Der Edelacker
Da nun in Thüringen der mannliche Landgraf zu seinem Volke hielt
und ihm die Last abnahm, mit der es die Räte und die Amtleute bedrückt,
von denen der Schmied gesagt hatte, daß sie als schlaue Jäger
die roten Füchse - nämlich die Goldstücke - in ihre Beutel
trieben, wurden ihm seine Edeln allzumal mächtig gram, denn des Fürsten
Tun dünkte sie eine unerhörte Neuerung, und lehnten sich auf
gegen ihn und sprachen: Wir wollen das nicht fürder leiden. Als solches
dem Landgrafen hinterbracht ward, daß sie als widerspenstige Vasallen
einen Willen für sich apart haben wollten, tat er einen eisernen
Panzerrock an und zog nach der Numburg über Freiburg mit Heeresmacht
und nahm die, so sich zusammengerottet, gegen ihn zu streiten, alle gefangen
und führte sie über der Burg auf ein flaches Feld und hielt
ihnen dort eine Rede, in der er ihnen alles sagte, was er auf dem Herzen
hatte, daß sie lehenseidbrüchige Rebellen seien und daß
ihre Köpfe eigentlich jetzt vor ihre Füße gehörten.

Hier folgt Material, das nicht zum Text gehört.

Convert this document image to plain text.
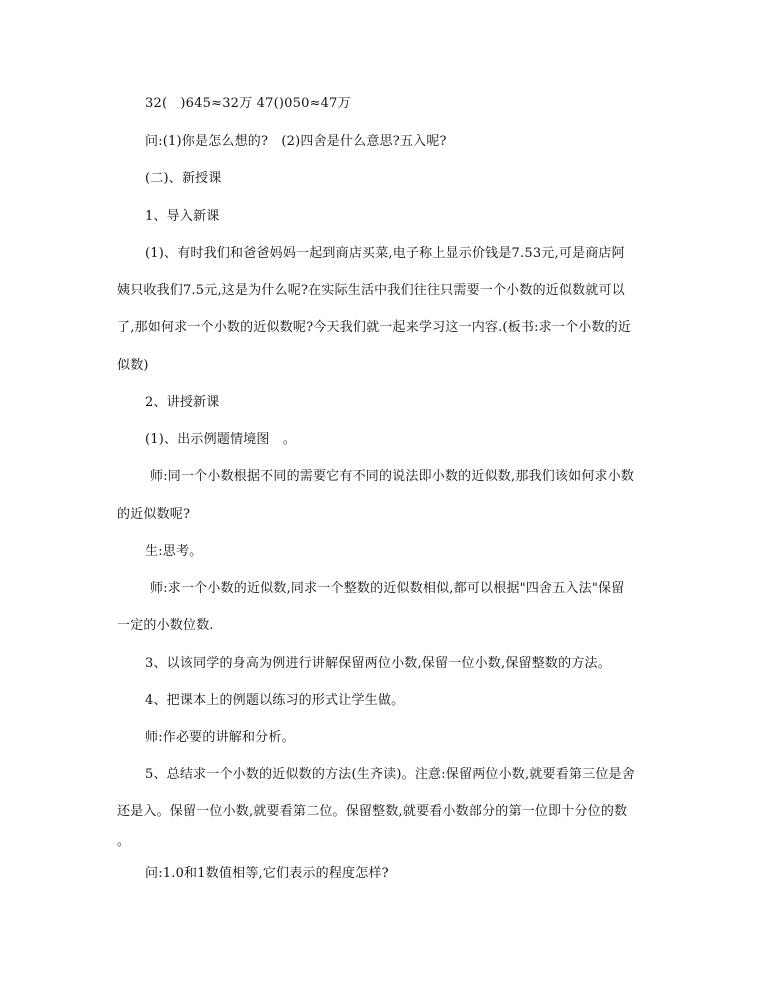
32(　)645≈32万 47()050≈47万
问:(1)你是怎么想的?　(2)四舍是什么意思?五入呢?
(二)、新授课
1、导入新课
(1)、有时我们和爸爸妈妈一起到商店买菜,电子称上显示价钱是7.53元,可是商店阿
姨只收我们7.5元,这是为什么呢?在实际生活中我们往往只需要一个小数的近似数就可以
了,那如何求一个小数的近似数呢?今天我们就一起来学习这一内容.(板书:求一个小数的近
似数)
2、讲授新课
(1)、出示例题情境图　。
师:同一个小数根据不同的需要它有不同的说法即小数的近似数,那我们该如何求小数
的近似数呢?
生:思考。
师:求一个小数的近似数,同求一个整数的近似数相似,都可以根据"四舍五入法"保留
一定的小数位数.
3、以该同学的身高为例进行讲解保留两位小数,保留一位小数,保留整数的方法。
4、把课本上的例题以练习的形式让学生做。
师:作必要的讲解和分析。
5、总结求一个小数的近似数的方法(生齐读)。注意:保留两位小数,就要看第三位是舍
还是入。保留一位小数,就要看第二位。保留整数,就要看小数部分的第一位即十分位的数
。
问:1.0和1数值相等,它们表示的程度怎样?
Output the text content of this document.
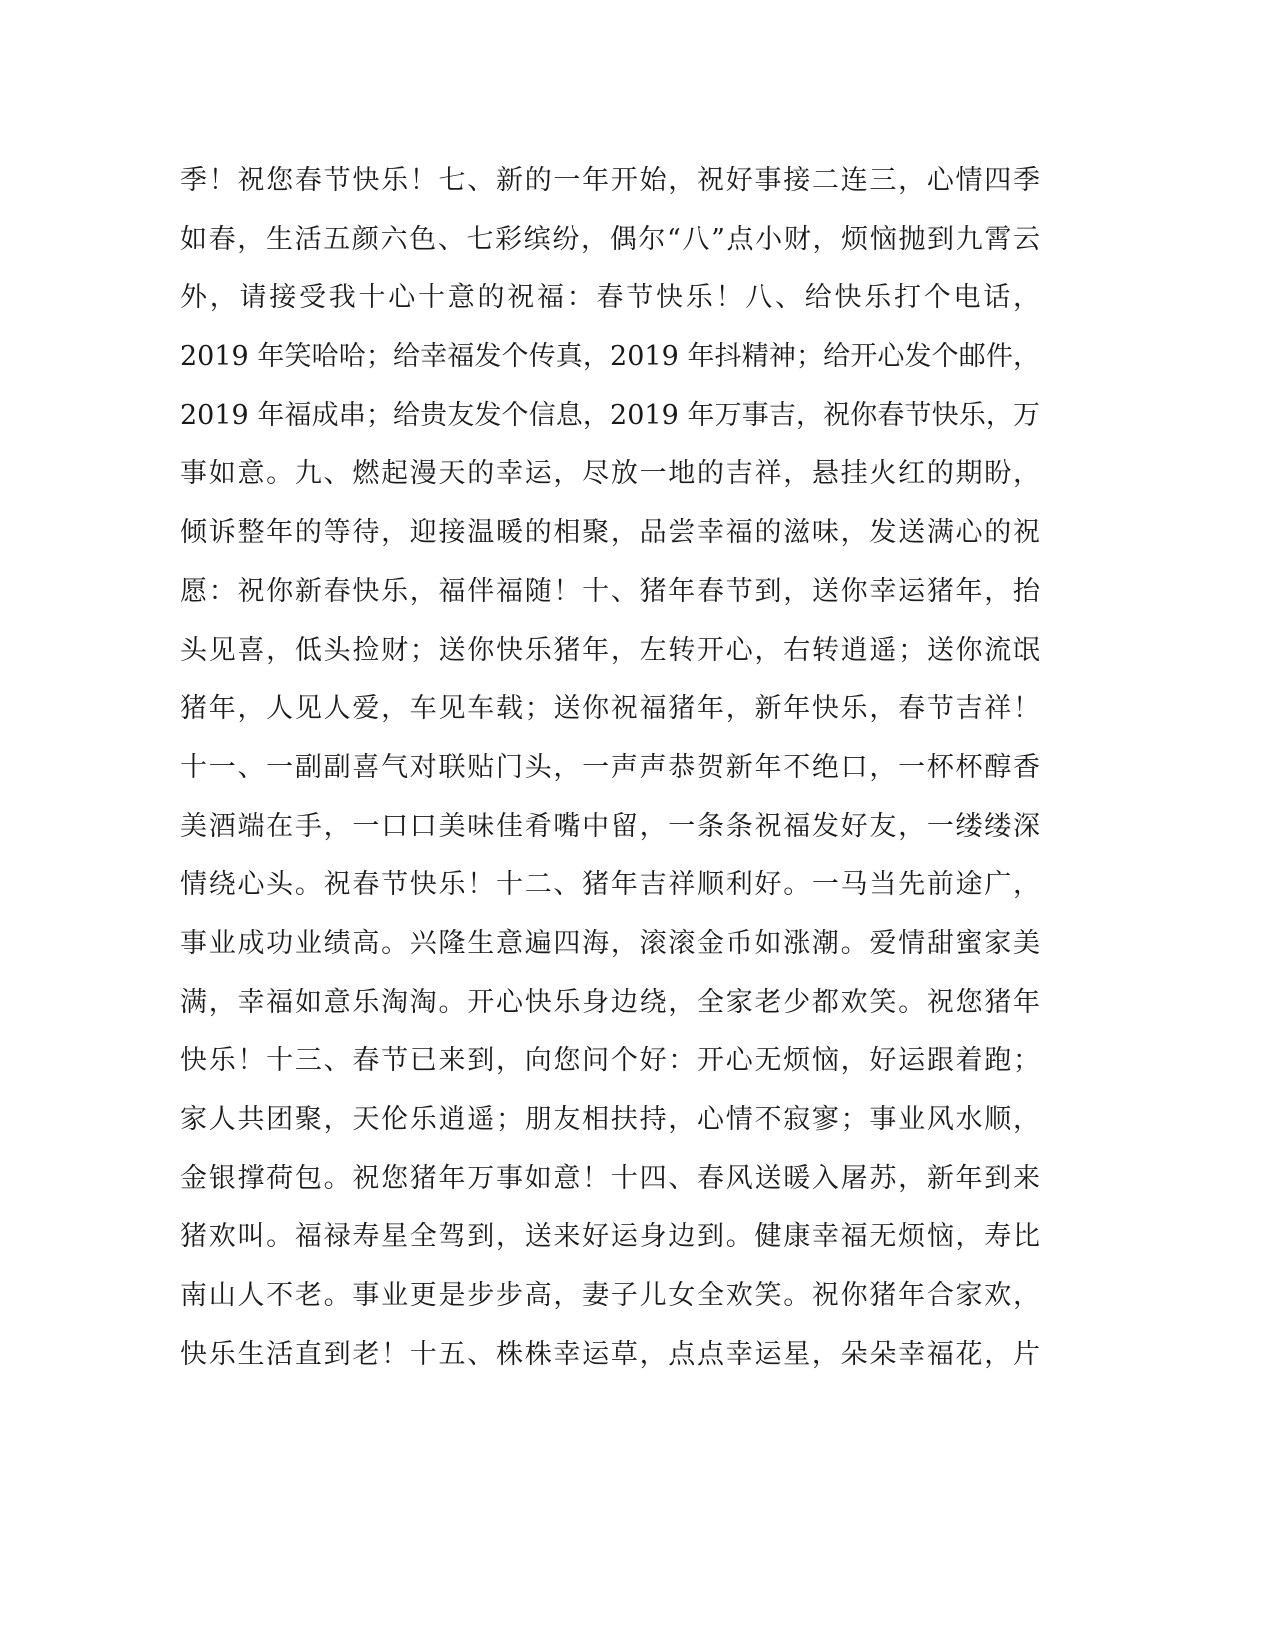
季！祝您春节快乐！七、新的一年开始，祝好事接二连三，心情四季
如春，生活五颜六色、七彩缤纷，偶尔“八”点小财，烦恼抛到九霄云
外，请接受我十心十意的祝福：春节快乐！八、给快乐打个电话，
2019 年笑哈哈；给幸福发个传真，2019 年抖精神；给开心发个邮件，
2019 年福成串；给贵友发个信息，2019 年万事吉，祝你春节快乐，万
事如意。九、燃起漫天的幸运，尽放一地的吉祥，悬挂火红的期盼，
倾诉整年的等待，迎接温暖的相聚，品尝幸福的滋味，发送满心的祝
愿：祝你新春快乐，福伴福随！十、猪年春节到，送你幸运猪年，抬
头见喜，低头捡财；送你快乐猪年，左转开心，右转逍遥；送你流氓
猪年，人见人爱，车见车载；送你祝福猪年，新年快乐，春节吉祥！
十一、一副副喜气对联贴门头，一声声恭贺新年不绝口，一杯杯醇香
美酒端在手，一口口美味佳肴嘴中留，一条条祝福发好友，一缕缕深
情绕心头。祝春节快乐！十二、猪年吉祥顺利好。一马当先前途广，
事业成功业绩高。兴隆生意遍四海，滚滚金币如涨潮。爱情甜蜜家美
满，幸福如意乐淘淘。开心快乐身边绕，全家老少都欢笑。祝您猪年
快乐！十三、春节已来到，向您问个好：开心无烦恼，好运跟着跑；
家人共团聚，天伦乐逍遥；朋友相扶持，心情不寂寥；事业风水顺，
金银撑荷包。祝您猪年万事如意！十四、春风送暖入屠苏，新年到来
猪欢叫。福禄寿星全驾到，送来好运身边到。健康幸福无烦恼，寿比
南山人不老。事业更是步步高，妻子儿女全欢笑。祝你猪年合家欢，
快乐生活直到老！十五、株株幸运草，点点幸运星，朵朵幸福花，片
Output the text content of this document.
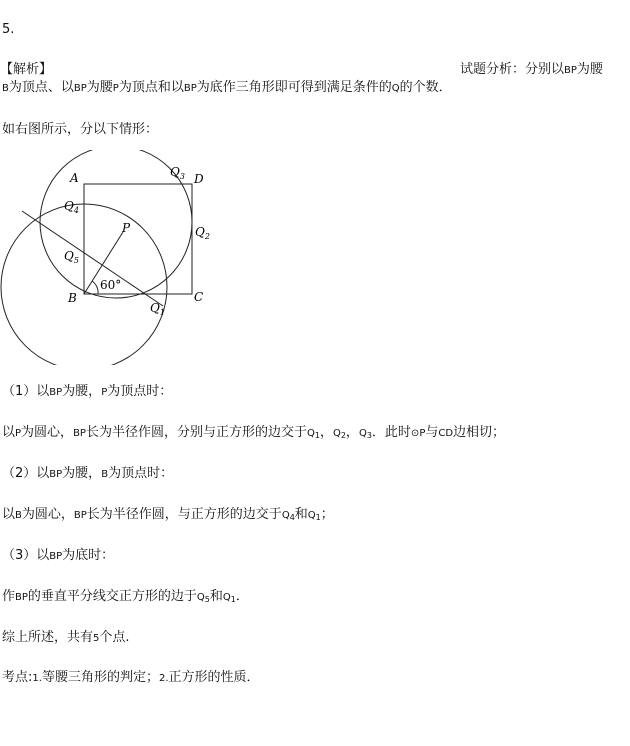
5.
【解析】	试题分析：分别以BP为腰
B为顶点、以BP为腰P为顶点和以BP为底作三角形即可得到满足条件的Q的个数．
如右图所示，分以下情形：
A	D
B	C
P
$Q_3$
$Q_4$
$Q_2$
$Q_5$
$Q_1$
60°
（1）以BP为腰，P为顶点时：
以P为圆心，BP长为半径作圆，分别与正方形的边交于$Q_1$，$Q_2$，$Q_3$．此时⊙P与CD边相切；
（2）以BP为腰，B为顶点时：
以B为圆心，BP长为半径作圆，与正方形的边交于$Q_4$和$Q_1$；
（3）以BP为底时：
作BP的垂直平分线交正方形的边于$Q_5$和$Q_1$．
综上所述，共有5个点.
考点:1.等腰三角形的判定；2.正方形的性质．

Er wolle aber nicht, daß man ihm nachsage, er töte seine eigenen
Diener; Schätzung ihnen auflegen wolle er auch nicht, er wolle sich
nicht, wie sie getan, mit der Untertanen Gut bereichern, sie aber ungestraft
entlassen, würde Ursachen, daß sie fürder seinen Zorn
verlachten, so wolle er ein Beispiel geben zur Nachachtung für die
künftigen Zeiten. Ließ sich Stränge und Halftern reichen,
spannte die Edeln je vier und vier an einen Pflug, den die Diener halten
mußten, und trieb sie, mit einer Geißel nebenhergehend wie
ein Ackersmann, eine lange Furche zu ahren. Und als eine Furche gezogen
war, da ließ er den Pflug wenden und vier andere einspannen und
ahrete also einen ganzen Acker, wie mit Pferden, und ließ dann den
Acker mit großen Steinen zeichnen, zum ewigen Gedächtnis, und
machte ihn zu einem Asyle. Darauf nannte er den Acker den Edelacker, und
derselbe heißt heute noch so und liegt nahebei hinter der alten
Numburg auf freier Höhe. Die so schwer gedemütigten Vasallen
aber mußten ihm aufs neue schwören und hulden, sie mußten,
oder der Zorn ihres Herrn kam über sie wie ein Ungewitter.